Изображение исчезло. Федор поднялся и пошел домой. Шел он, не спеша, и мысли его расползались в разные стороны. Явление матери он воспринял не как наваждение, а как послание свыше.
Войдя в дом, Федор почувствовал облегчение. Все, что он делал, было правильно, и все, что нужно было делать в дальнейшем, становилось абсолютно ясным. Тетка Варвара пристально посмотрела на него:
– Ты что, Федор, в церкви был что ли?
– Нет, на реку ходил, – признался Федор, но дальше рассказывать не стал.
Варвара покачала головой, то ли удовлетворенная ответом, то ли недовольная его поступком. Этого он никогда не мог определить.

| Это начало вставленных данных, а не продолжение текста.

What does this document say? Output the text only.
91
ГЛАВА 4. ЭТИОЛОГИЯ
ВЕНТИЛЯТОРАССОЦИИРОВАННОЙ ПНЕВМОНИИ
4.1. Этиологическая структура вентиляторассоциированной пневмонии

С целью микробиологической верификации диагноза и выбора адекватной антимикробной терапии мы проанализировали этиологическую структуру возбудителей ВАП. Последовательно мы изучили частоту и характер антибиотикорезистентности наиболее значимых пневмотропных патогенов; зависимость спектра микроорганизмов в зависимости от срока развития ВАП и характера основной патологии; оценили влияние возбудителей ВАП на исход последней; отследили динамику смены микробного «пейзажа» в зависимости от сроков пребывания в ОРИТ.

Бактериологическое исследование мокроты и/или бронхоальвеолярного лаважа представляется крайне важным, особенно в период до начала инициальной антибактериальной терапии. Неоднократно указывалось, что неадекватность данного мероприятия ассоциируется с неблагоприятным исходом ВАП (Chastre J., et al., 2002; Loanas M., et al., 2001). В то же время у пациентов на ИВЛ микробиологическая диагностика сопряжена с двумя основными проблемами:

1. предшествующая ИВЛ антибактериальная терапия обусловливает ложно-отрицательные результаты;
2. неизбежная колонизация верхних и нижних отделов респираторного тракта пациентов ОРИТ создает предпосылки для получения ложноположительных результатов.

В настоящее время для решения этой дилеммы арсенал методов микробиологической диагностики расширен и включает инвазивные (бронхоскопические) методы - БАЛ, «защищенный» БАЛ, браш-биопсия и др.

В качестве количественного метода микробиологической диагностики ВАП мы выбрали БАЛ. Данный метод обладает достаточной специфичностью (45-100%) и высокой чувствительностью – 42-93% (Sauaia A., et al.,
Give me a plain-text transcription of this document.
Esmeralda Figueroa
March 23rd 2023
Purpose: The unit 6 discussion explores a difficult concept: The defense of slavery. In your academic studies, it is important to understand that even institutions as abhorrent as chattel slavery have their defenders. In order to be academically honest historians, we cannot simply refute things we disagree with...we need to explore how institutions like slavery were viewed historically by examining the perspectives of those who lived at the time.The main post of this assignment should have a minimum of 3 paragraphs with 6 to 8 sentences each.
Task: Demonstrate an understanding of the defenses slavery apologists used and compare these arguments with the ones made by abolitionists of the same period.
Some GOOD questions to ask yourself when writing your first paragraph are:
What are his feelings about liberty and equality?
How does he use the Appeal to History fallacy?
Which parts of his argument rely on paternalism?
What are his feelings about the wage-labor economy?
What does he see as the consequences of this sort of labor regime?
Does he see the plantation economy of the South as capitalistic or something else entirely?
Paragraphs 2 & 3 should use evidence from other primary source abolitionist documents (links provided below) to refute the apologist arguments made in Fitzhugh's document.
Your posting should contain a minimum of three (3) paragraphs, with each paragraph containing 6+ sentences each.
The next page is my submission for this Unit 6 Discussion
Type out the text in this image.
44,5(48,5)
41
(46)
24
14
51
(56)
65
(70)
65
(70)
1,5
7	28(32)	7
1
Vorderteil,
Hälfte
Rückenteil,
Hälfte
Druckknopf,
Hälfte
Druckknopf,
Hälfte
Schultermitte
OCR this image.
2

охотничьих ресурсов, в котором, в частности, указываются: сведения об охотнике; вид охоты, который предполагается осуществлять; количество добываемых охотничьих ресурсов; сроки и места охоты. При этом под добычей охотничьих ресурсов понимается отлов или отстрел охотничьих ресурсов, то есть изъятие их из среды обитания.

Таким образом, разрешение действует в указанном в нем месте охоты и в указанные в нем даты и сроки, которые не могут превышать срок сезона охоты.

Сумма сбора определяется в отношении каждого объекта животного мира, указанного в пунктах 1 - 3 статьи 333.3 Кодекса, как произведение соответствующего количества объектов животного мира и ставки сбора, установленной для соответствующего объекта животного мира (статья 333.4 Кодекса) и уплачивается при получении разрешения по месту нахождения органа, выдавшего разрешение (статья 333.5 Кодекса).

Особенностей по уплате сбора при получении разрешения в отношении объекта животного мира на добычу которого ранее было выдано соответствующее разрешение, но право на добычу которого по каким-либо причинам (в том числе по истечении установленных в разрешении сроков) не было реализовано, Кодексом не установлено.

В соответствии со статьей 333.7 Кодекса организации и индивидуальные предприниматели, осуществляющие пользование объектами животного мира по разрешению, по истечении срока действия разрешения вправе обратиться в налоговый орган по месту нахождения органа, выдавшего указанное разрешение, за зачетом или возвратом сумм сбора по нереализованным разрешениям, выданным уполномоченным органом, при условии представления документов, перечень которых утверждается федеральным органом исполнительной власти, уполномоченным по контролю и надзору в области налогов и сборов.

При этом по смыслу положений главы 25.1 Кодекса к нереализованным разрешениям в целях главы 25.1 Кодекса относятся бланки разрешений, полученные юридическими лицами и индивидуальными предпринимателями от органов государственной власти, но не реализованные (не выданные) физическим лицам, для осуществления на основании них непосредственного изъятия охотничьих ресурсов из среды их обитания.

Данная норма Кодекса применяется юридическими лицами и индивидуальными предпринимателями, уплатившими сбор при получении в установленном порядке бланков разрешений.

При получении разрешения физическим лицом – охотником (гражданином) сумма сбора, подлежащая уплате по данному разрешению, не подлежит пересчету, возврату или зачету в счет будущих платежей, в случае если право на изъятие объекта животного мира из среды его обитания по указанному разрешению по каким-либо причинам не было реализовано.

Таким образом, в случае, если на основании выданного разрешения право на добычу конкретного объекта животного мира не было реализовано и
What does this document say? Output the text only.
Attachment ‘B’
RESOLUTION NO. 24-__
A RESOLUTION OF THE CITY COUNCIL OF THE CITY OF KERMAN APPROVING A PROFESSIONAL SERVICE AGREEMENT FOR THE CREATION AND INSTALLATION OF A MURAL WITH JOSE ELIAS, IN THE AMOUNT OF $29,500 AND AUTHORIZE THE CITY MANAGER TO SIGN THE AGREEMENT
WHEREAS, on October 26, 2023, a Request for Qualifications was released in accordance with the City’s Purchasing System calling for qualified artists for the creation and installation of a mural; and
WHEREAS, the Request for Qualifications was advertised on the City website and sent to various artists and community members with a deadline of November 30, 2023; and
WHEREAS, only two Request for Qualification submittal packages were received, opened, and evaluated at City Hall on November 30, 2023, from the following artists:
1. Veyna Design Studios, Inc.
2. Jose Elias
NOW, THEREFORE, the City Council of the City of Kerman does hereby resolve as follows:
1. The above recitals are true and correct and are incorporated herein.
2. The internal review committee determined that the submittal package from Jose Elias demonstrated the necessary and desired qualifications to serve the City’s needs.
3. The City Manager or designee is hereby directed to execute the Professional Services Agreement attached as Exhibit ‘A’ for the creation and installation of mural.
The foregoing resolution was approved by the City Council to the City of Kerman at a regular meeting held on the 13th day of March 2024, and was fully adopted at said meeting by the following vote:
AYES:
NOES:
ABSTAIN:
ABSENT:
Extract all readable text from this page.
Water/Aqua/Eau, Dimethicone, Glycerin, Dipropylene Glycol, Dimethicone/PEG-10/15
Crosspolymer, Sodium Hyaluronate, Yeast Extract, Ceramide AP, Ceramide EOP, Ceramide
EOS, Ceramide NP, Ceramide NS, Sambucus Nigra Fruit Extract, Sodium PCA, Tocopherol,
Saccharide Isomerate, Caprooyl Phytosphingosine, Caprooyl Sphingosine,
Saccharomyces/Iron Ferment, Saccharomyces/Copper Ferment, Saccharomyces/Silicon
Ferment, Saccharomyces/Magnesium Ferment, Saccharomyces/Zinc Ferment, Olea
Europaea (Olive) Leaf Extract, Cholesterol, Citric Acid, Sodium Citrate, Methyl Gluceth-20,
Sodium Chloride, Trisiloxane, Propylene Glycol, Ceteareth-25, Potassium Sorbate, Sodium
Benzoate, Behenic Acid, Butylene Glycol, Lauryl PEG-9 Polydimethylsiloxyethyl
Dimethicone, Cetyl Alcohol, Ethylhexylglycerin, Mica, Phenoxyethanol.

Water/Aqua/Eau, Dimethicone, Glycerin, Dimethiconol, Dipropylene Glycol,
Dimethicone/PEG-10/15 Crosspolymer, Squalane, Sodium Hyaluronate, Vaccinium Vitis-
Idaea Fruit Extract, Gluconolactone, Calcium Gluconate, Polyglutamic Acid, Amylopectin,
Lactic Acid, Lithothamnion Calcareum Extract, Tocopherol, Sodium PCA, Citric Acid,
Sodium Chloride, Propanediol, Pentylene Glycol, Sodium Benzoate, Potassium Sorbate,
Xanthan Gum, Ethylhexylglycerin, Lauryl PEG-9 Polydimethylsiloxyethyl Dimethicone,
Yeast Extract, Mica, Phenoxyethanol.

Однажды январским морозным днем, когда температура опустилась ниже тридцати градусов, Федор возвращался с вызова. Солнце светило так ярко, что даже его отражение от белого снега резало глаза. Деревья, спасаясь от холода, припорошились инеем. Две дорожные колеи, отполированные полозьями саней, блестели, словно покрытые свежим лаком. До дома оставалось не больше двух верст, когда лошадь стала проявлять нервозность: то пускалась вскачь, то резко замирала, выпучивала испуганно глаза, втягивая с хрипом нервно подрагивавшими ноздрями морозный воздух.